Subject: RE: BS: True IRA ?? Who are they ?
"We as a people have lived through the conflict"

In a way everyone on our Islands have lived through this conflict. I can remember the terror caused by the bombs in Birmingham when people were really scared, and the Manchester bomb which had such a profound effect on the city, to this day it's impossible to escape it's consequences. Of course our perspectives are different as I've no idea what it's like to live under occupation, but I know how shit scared people become when bombs go off in shopping precincts and pubs.

"Why do you, as someone from another country try to rewrite history."

Ignorance. Because no-one in the UK is taught what really has happened in Ireland under British occupation. People do not have a clue about the subject, only what they read in the press and see on the TV (and this is still appalling biased - BBC breakfast the other day featured an interview with Tim Collins, retired Colonel who is famous for his inspirational speech in which Collins' hatred of Republicans involved in the peace process was aired and went utterly unchallenged by the interviewer).

No-one is taught the history of the fight to establish Irish independence or the reasons for partition or any other aspect of the history of the struggle that might place the Troubles into any sort of context. The whole issue of the behaviour of the British Empire in countries it occupied is simply not discussed, end of story. Amritsar and Croke Park? No-one's ever heard of them and they probably couldn't tell you where they were. I'm reading a book on the English Civil War at the moment (which has an obvious bearing on the subject) and even that's not taught in schools as far as I'm aware (it wasn't when I at school anyway, all those years ago).
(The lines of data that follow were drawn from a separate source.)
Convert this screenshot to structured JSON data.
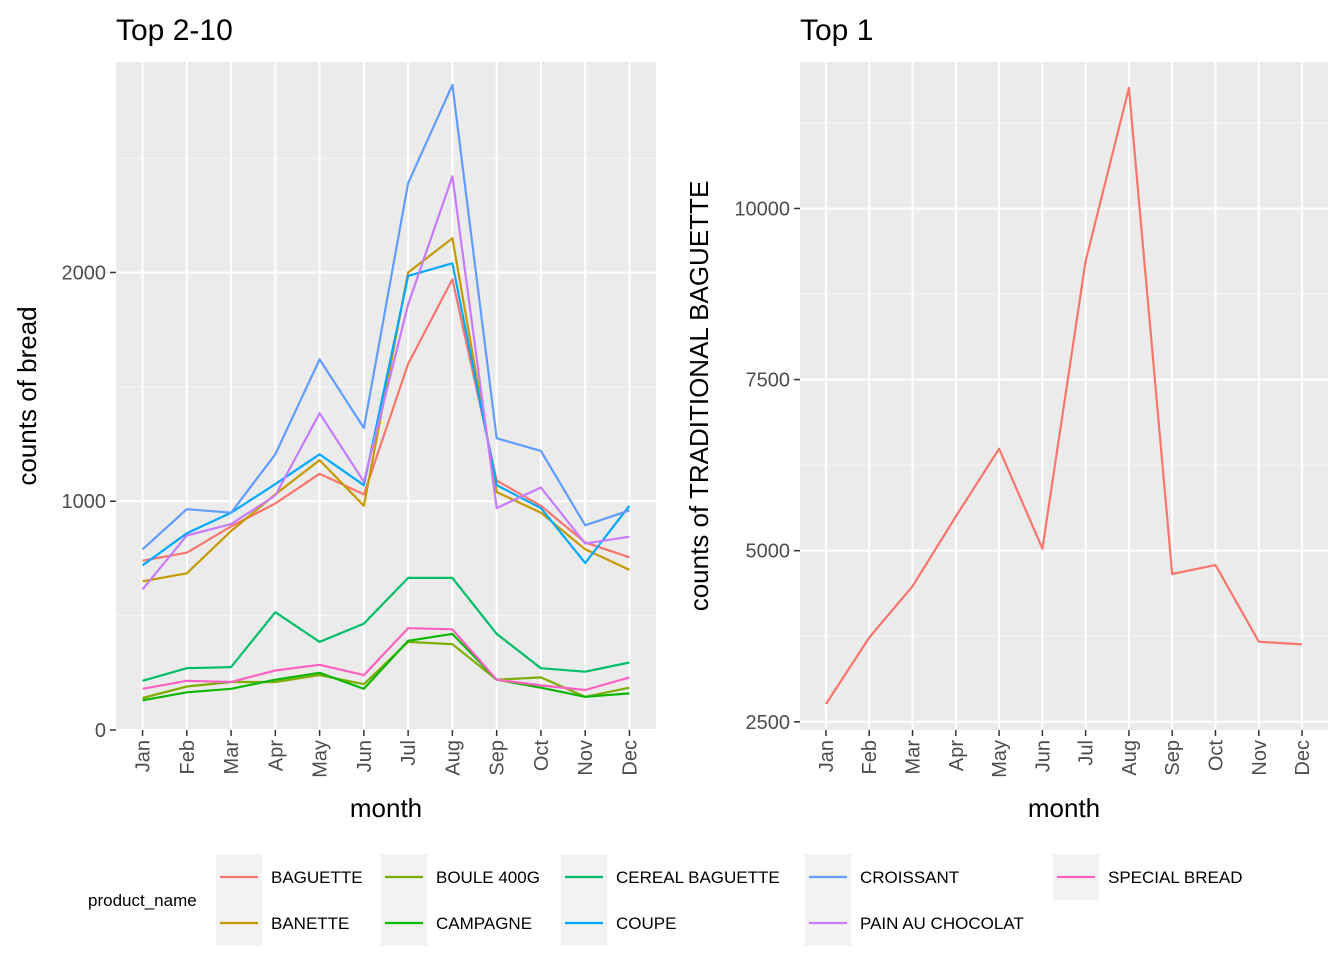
{
  "chart_data": [
    {
      "type": "line",
      "title": "Top 2-10",
      "xlabel": "month",
      "ylabel": "counts of bread",
      "categories": [
        "Jan",
        "Feb",
        "Mar",
        "Apr",
        "May",
        "Jun",
        "Jul",
        "Aug",
        "Sep",
        "Oct",
        "Nov",
        "Dec"
      ],
      "ylim": [
        0,
        2920
      ],
      "yticks": [
        0,
        1000,
        2000
      ],
      "grid": true,
      "series": [
        {
          "name": "BAGUETTE",
          "color": "#F8766D",
          "values": [
            740,
            775,
            890,
            990,
            1120,
            1030,
            1600,
            1970,
            1090,
            980,
            820,
            755
          ]
        },
        {
          "name": "BANETTE",
          "color": "#C49A00",
          "values": [
            650,
            685,
            870,
            1030,
            1180,
            980,
            2000,
            2150,
            1040,
            950,
            790,
            700
          ]
        },
        {
          "name": "BOULE 400G",
          "color": "#7CAE00",
          "values": [
            140,
            190,
            210,
            210,
            240,
            200,
            385,
            375,
            220,
            230,
            145,
            185
          ]
        },
        {
          "name": "CAMPAGNE",
          "color": "#0CB702",
          "values": [
            130,
            165,
            180,
            220,
            250,
            180,
            390,
            420,
            220,
            185,
            145,
            160
          ]
        },
        {
          "name": "CEREAL BAGUETTE",
          "color": "#00BE67",
          "values": [
            215,
            270,
            275,
            515,
            385,
            465,
            665,
            665,
            420,
            270,
            255,
            295
          ]
        },
        {
          "name": "COUPE",
          "color": "#00A9FF",
          "values": [
            720,
            860,
            950,
            1075,
            1205,
            1070,
            1985,
            2040,
            1070,
            970,
            730,
            980
          ]
        },
        {
          "name": "CROISSANT",
          "color": "#619CFF",
          "values": [
            790,
            965,
            950,
            1205,
            1620,
            1320,
            2390,
            2820,
            1275,
            1220,
            895,
            960
          ]
        },
        {
          "name": "PAIN AU CHOCOLAT",
          "color": "#C77CFF",
          "values": [
            615,
            850,
            900,
            1025,
            1385,
            1085,
            1860,
            2420,
            970,
            1060,
            815,
            845
          ]
        },
        {
          "name": "SPECIAL BREAD",
          "color": "#FF61C3",
          "values": [
            180,
            215,
            210,
            260,
            285,
            240,
            445,
            440,
            220,
            195,
            175,
            230
          ]
        }
      ]
    },
    {
      "type": "line",
      "title": "Top 1",
      "xlabel": "month",
      "ylabel": "counts of TRADITIONAL BAGUETTE",
      "categories": [
        "Jan",
        "Feb",
        "Mar",
        "Apr",
        "May",
        "Jun",
        "Jul",
        "Aug",
        "Sep",
        "Oct",
        "Nov",
        "Dec"
      ],
      "ylim": [
        2380,
        12140
      ],
      "yticks": [
        2500,
        5000,
        7500,
        10000
      ],
      "grid": true,
      "series": [
        {
          "name": "TRADITIONAL BAGUETTE",
          "color": "#F8766D",
          "values": [
            2760,
            3730,
            4480,
            5500,
            6490,
            5030,
            9230,
            11760,
            4660,
            4790,
            3670,
            3630
          ]
        }
      ]
    }
  ],
  "legend": {
    "title": "product_name",
    "position": "bottom"
  }
}
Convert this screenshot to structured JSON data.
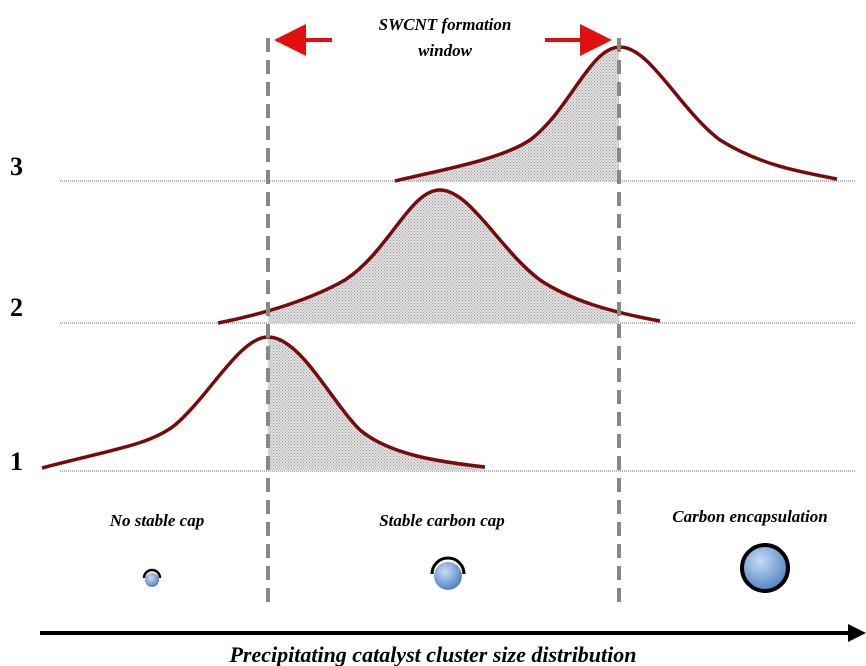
{
  "window_label": {
    "lines": [
      "SWCNT formation",
      "window"
    ]
  },
  "rows": [
    {
      "label": "3"
    },
    {
      "label": "2"
    },
    {
      "label": "1"
    }
  ],
  "regions": [
    {
      "label": "No stable cap"
    },
    {
      "label": "Stable carbon cap"
    },
    {
      "label": "Carbon encapsulation"
    }
  ],
  "axis_label": "Precipitating catalyst cluster size distribution"
}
In Britain we don't even know our own history let alone anyone else's.

I picked up a copy of Saoirse? at Claddagh in Dublin recently - this should be shown in every school in the country as a start. It would be good if we could all see the other point of view.

It's only a matter of time before a united Ireland, let's just hope we can get there without the thugs and men of violence on all sides wrecking the whole process.